Flux-cored arc welding wires with seven different TiO₂-based flux compositions were designed for high Mn-containing AHSS. Welded specimens were machined and mechanically tested to fundamentally identify the relationship between the flux composition and mechanical properties such as tensile strength and micro-Vickers hardness. Post-welded fluxes were retrieved and analyzed using XRF, which was used to determine the thermo-physical properties of the fluxes.

1. 1.

   The mechanical properties decreased until approximately 0.62 of the corrected optical basicity and increased oppositely. A valley shape of linearity was revealed with corrected optical basicity. The SEM and XRD analyses indicated that irregular ferrite phases were formed by fast cooling during the welding where fracture was occurred in, and a larger grain size of HAZ with a corrected optical basicity of approximately 0.62 was identified, while the other specimens, A and G, showed needle-shaped ferrite phases in the HAZ. Thus, the heat transfer of a flux can be considered the most important variable to understand the mechanical behavior.

2. 2.

   According to UV-VIS-NIR spectrophotometry, it was obvious that phonon vibration affected the heat transport phenomenon only during welding, and radiation and reflection can be neglected. In addition, heat transfer by phonon vibration can be enhanced by the degree of polymerization of flux at high temperatures, which was revealed by optical analyses.

3. 3.

   Thermo-physical properties such as wettability and viscosity were calculated and measured to identify the covering area on the bead and the degree of polymerization at high temperatures using the flux containing 6 wt pct Na₂O as a fusing agent. All welding fluxes spread on a Pt-10Rh plate with full wetting instantly when the temperature reached 1773 K. This meant that the covering effect was equal for all fluxes. The viscous behavior and degree of polymerization at high temperature increased in the order of G, A, and D, which well correlated with the heat transfer phenomenon.

4. 4.

   Optical analyses, such as Raman, FTIR, and XPS, were conducted to identify the network structure of high TiO₂ containing welding flux system. As a result of the optical analyses, it was revealed that most of the complex network structures created by [AlO₄]⁵⁻- and [SiO₄]⁴⁻-tetrahedral structures were already depolymerized by the basic oxides, and relatively simple structures based on TiO_t units substituted them and altered the network structure, which resulted in the variation of heat transfer phenomenon.
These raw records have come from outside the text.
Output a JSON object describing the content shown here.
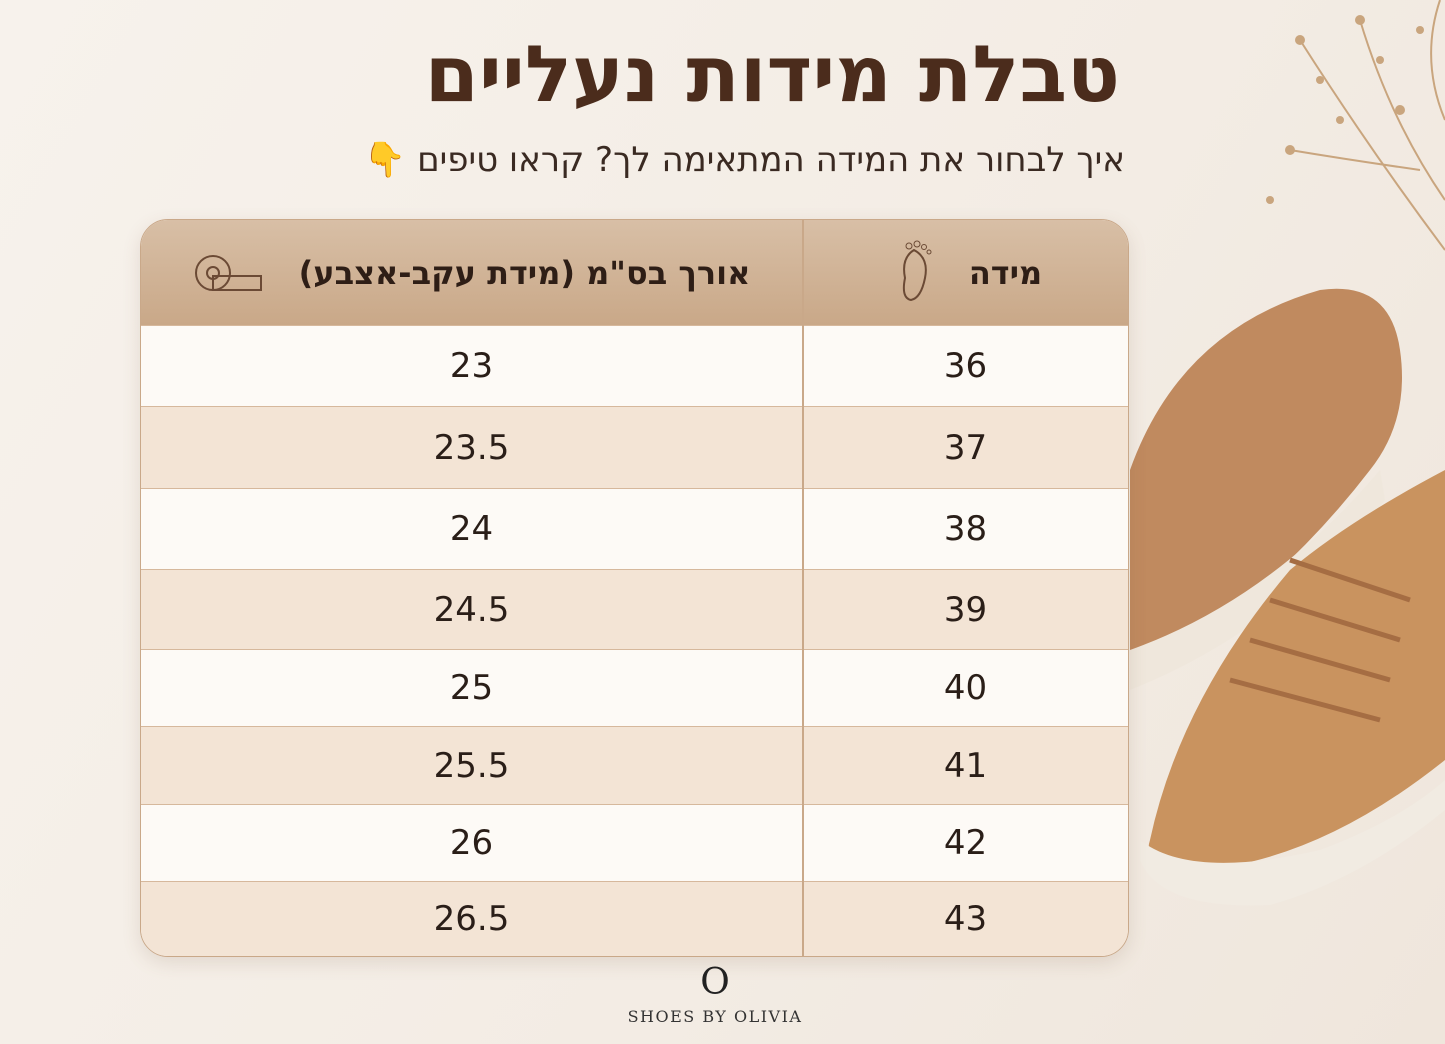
{
  "header": {
    "title": "טבלת מידות נעליים",
    "subtitle": "איך לבחור את המידה המתאימה לך? קראו טיפים 👇"
  },
  "table": {
    "columns": [
      "מידה",
      "אורך בס\"מ (מידת עקב-אצבע)"
    ],
    "rows": [
      [
        "36",
        "23"
      ],
      [
        "37",
        "23.5"
      ],
      [
        "38",
        "24"
      ],
      [
        "39",
        "24.5"
      ],
      [
        "40",
        "25"
      ],
      [
        "41",
        "25.5"
      ],
      [
        "42",
        "26"
      ],
      [
        "43",
        "26.5"
      ]
    ]
  },
  "footer": {
    "logo": "O",
    "brand": "SHOES BY OLIVIA"
  }
}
However, this can only be applied in the restricted condition where the network structure is highly depolymerized and TiO₂ content is dominant.

5. 5.

   Electronegativity, a trend of attractive force to electrons, showed opposite behavior with the mechanical properties. A flux having high electronegativity can enhance arc stability and condense the arc area by the changes in the Marangoni flows. Thus, a deeper penetration can be realized. Subsequently, not only the thermal conductivity of the present welding flux but also the electronegativity affected the heat transfer phenomenon and direction during the welding process. In conclusion, both factors should be considered in the design of high TiO₂-MnO-based multi-component welding flux system.